Well, almost. TR and I should have a joint D&C/E pity party tomorrow.
Nothing changed from last week, and the gestational sac was almost rectangular which I was told is abnormal but common for miscarriages. I was supposed to be 10w3d so I have a lot of placental material which is why they want to rush the D&E because it would result in a lot of pain and bleeding if it were to happen on its own at this point. Fun.
Of course it was not the news we wanted, but it's what I expected since I had already started feeling less "pregnant" over the weekend. We are sad but at peace with it since we've now had two weeks to come to terms with it. At this point I am just anxious for it to be over, although I am nervous about the procedure tomorrow since I've never had any sort of surgery before this.

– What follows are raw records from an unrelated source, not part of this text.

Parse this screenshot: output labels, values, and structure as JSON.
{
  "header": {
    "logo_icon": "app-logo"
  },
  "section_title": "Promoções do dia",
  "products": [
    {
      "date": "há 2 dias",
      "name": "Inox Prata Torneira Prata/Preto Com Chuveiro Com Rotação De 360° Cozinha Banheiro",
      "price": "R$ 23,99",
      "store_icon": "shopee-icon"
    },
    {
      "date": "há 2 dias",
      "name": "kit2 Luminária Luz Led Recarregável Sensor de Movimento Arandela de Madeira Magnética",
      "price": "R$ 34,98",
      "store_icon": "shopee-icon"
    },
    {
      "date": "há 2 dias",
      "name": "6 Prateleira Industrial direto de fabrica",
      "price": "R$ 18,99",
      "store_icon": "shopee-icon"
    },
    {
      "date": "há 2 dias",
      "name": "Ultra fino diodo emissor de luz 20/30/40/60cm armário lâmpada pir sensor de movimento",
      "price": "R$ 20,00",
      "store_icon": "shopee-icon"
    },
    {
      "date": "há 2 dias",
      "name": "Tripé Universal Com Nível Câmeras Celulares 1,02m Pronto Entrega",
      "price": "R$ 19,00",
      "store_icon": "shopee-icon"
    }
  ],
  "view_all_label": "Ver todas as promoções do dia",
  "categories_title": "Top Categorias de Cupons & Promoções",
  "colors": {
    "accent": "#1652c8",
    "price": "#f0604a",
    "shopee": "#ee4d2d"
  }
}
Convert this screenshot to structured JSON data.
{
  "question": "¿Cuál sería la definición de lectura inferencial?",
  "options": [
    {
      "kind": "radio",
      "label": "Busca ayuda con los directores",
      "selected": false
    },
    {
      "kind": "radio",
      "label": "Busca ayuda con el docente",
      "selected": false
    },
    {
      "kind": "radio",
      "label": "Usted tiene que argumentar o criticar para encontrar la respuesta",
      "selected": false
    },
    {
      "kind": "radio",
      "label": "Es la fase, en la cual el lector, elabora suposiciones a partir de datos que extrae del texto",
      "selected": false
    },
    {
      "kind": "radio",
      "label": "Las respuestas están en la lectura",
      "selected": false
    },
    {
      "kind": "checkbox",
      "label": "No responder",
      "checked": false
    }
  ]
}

A friend of mine who had two miscarriages between her two daughters told me that after having her second daughter, she knows this was the way it was supposed to be, this was the baby she was meant to have, and that really resonated with me. I know it will happen for us again, so I am mostly sad about the loss of this time. I was really excited to be pregnant with my sister who is due in November, but that ship has now sailed. And even though we hadn't told her or Emily about the pregnancy, Kate had already been saying she wanted a baby brother for her birthday (my due date should have been just three days after my due date with Kate and four days before her birthday). :(
Speaking of Kate, as if the past two weeks haven't been hard enough, on Friday night she tripped on the hardwood stairs, took a chunk out of her lip, AND knocked her top tooth backwards. I took her to the dentist today and was told the tooth should shift back into place on its own in a month or so, thank goodness, and her cut is getting better too and did not require a THIRD set of stitches. Parent of the decade here.
Sorry that was so long. I just wanted to get it all out because I plan on spending the rest of the night vegging out with the Tudors and ogling Henry Cavill. :)
Thanks again so much for all of your prayers and support over the past two weeks. It means so much, really.